Town of ancient Greece

Neon (Νεών) was a town of ancient Phocis, said to have been built after the Trojan War, that was situated at the foot of Mount Tithorea, one of the peaks of Mount Parnassus.

Herodotus relates that, during the Greco-Persian Wars, when the Persian army under Xerxes I invaded Phocis, many of the Phocians took refuge in Tithorea near Neon, and that the latter city was destroyed by the Persians (480 BC). It was, however, afterwards rebuilt; but was again destroyed, with the other Phocian towns, at the end of the Sacred War. In its neighbourhood, Philomelus, the Phocian general, was defeated, and perished in the flight by throwing himself down from a lofty rock. Neon now disappears from history, and in its place we read of a town Tithorea, which is described by Pausanias. This writer regards Tithorea as situated on the same site as Neon; and relates that Tithorea was the name anciently applied to the whole district, and that when the inhabitants of the neighbouring villages were collected in the city, the name of Tithorea was substituted for that of Neon. This, however, is not in accordance with the statement of Plutarch, according to whom Tithorea, in the time of the Mithridatic War, was a fortress surrounded by precipitous rocks, where the Phocians took refuge from Xerxes. He further states that it was not such a city as the one existing in his day. If the view of Plutarch is correct, that the fortress, the site of which was afterwards occupied by the city Tithorea, was the place where the Phocians took refuge from Xerxes, we may conclude that Tithorea and Neon were two different places.

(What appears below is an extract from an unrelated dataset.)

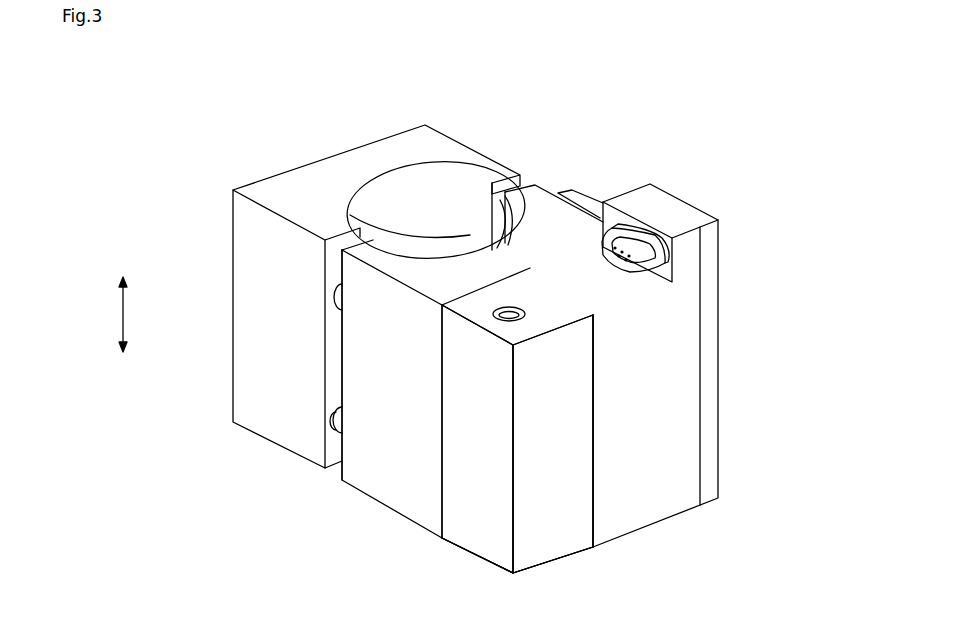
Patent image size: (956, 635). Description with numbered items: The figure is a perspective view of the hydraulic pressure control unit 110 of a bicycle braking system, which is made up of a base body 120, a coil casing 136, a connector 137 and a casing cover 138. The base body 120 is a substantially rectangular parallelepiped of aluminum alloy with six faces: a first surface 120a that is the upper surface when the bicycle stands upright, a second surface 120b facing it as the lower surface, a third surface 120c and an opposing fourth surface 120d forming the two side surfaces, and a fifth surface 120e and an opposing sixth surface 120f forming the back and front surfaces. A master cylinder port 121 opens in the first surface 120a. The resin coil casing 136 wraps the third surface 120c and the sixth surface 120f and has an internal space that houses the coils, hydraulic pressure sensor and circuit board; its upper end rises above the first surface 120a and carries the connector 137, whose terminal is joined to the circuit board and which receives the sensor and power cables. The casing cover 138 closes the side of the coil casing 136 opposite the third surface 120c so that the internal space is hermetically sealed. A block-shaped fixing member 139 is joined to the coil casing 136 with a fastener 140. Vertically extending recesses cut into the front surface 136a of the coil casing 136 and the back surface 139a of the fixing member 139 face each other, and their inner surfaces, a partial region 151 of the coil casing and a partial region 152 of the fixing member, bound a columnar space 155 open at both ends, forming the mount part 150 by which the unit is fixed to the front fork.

Some modern writers have followed Pausanias in identifying Tithorea and Neon; but Heinrich Ulrichs, for the reasons which have been already stated, supposes them to have been different cities, and places Neon at the Hellenic ruins on the Cephissus, called Paleá Fiva, distant 3.5 miles from modern Tithorea (formerly Velitsa, since renamed to reflect the association with the ancient town).